Alley effort stalls at easement
Hoping to 'clean up the alley' between Second and Third streets in Lake Oswego, city officials have hit a snag.
A small, 6-by-10 foot easement near the northwest corner of the Shell station at A Avenue has become a hurdle in the city's effort to finish fixing up the alley.
The easement is needed because the city plans to install a transformer at that spot. The city has already installed underground connection vaults in several other parts of the alley, but it still needs Shell's and the property owner's permission to finish work on the easement next to the Shell station.
The transformers and connection vaults are needed to complete an electrical undergrounding project.
'This is the remaining link for us to underground all the power' in the alley, said Bob Galante, the city's redevelopment director.
Wayne Wood, the contractor on the project, said he constructed the transformer 'pad' on the Shell property, with the assumption that the city had received the property owner's permission.

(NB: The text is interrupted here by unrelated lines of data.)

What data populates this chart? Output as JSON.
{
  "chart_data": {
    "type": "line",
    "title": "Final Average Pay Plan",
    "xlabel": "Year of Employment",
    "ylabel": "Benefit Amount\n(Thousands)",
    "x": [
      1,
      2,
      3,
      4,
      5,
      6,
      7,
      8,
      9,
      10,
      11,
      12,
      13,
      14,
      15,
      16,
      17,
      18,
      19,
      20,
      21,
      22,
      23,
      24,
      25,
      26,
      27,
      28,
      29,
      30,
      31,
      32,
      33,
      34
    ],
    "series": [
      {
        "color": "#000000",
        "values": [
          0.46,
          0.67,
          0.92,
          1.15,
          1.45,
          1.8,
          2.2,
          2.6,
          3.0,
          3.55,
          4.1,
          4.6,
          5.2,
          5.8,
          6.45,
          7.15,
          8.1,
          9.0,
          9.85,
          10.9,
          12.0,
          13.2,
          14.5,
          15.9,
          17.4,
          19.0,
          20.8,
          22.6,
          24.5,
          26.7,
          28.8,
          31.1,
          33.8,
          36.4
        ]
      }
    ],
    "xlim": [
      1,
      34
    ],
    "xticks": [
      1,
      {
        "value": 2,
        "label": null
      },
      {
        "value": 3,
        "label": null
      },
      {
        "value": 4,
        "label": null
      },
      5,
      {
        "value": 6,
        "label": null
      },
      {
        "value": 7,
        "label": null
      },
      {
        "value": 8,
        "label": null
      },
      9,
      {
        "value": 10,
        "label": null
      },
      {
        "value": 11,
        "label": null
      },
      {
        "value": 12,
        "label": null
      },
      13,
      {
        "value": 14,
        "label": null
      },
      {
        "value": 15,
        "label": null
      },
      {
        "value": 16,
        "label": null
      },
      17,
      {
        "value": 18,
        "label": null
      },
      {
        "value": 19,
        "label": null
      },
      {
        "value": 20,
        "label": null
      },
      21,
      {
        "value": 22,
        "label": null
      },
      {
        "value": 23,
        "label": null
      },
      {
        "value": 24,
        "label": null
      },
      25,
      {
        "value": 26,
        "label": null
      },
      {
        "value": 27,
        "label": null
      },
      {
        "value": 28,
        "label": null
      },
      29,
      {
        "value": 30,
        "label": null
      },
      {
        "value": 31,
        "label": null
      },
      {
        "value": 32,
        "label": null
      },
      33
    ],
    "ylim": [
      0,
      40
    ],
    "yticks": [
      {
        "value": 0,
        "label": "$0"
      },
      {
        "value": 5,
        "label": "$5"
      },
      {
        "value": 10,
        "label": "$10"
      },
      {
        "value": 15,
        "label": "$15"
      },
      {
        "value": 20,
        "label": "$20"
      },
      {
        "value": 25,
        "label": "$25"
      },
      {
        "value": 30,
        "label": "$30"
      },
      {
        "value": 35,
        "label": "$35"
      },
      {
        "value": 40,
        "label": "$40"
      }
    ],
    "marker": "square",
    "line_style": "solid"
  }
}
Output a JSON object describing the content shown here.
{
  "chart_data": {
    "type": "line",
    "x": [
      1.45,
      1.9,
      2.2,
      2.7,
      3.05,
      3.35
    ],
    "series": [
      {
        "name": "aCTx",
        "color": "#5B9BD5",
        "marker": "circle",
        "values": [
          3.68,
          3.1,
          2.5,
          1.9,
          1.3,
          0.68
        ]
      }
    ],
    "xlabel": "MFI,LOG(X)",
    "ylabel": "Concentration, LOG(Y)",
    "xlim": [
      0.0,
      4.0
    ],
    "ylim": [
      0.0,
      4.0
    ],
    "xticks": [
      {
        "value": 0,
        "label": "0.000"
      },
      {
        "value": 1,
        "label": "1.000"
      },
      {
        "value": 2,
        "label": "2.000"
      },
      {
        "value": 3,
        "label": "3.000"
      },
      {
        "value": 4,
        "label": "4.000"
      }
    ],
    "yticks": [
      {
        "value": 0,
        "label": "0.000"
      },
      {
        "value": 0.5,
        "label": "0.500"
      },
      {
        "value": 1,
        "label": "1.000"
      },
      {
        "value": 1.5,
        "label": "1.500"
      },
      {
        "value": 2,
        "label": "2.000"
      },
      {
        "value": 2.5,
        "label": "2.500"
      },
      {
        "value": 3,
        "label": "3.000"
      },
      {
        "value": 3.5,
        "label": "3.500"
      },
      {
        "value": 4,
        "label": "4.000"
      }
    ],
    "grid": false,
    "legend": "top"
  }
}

Apparently, that was not the case.
'It's unfair to blame us for something the city failed to do,' said Wood.
Galante said it was an unfortunate case of miscommunication.
Shell has asked the city to pay $25,000 for the value of the easement, said Galante. The property is leased to Shell, and owned by Harry Coleman III, Galante said. Galante said Coleman may also charge the city for the easement.
The city feels that $25,000 is too high a price - about three times more than the property is worth.
The purpose of the project is to reduce the power lines over the alley.
'We decided to pursue cleaning up the alley, making it better for vehicles and pedestrians and giving it more character,' said Galante.
Several businesses have doors for customers facing the alley, such as Graham's Stationery, the Lake Oswego Review/West Linn Tidings and Paradigm Salon.
Shell owns about 75 percent of the 6-by-10 foot easement, while the other 25 percent is owned by the Review and Tidings' parent company, Community Newspapers.
Galante said the city needed six easements and received five of them from other businesses along the alley. The other five property owners granted the easements without asking for money.
The transformers cannot be directly under the alley, which forced the city to require the easements.
He said the undergrounding project was designed to coincide with the city's plan to re-pave the alley.
'We thought we would piggy-back on that project and restore the alley to an improved condition,' he said. He said the alley paving was not in good condition.
The re-paving and undergrounding also coincides with early planning for a development by Drew Prell called 470 Second, which will face Second Street and the alley.
Galante said the undergrounding project will open up the alley, because the utility poles have 'encroached' on the 20-foot-wide alley.
Now, the city must consider its options - whether to meet Shell's asking price or negotiate.
'At this point, we're going to go back to the council and ask what to do,' said Galante.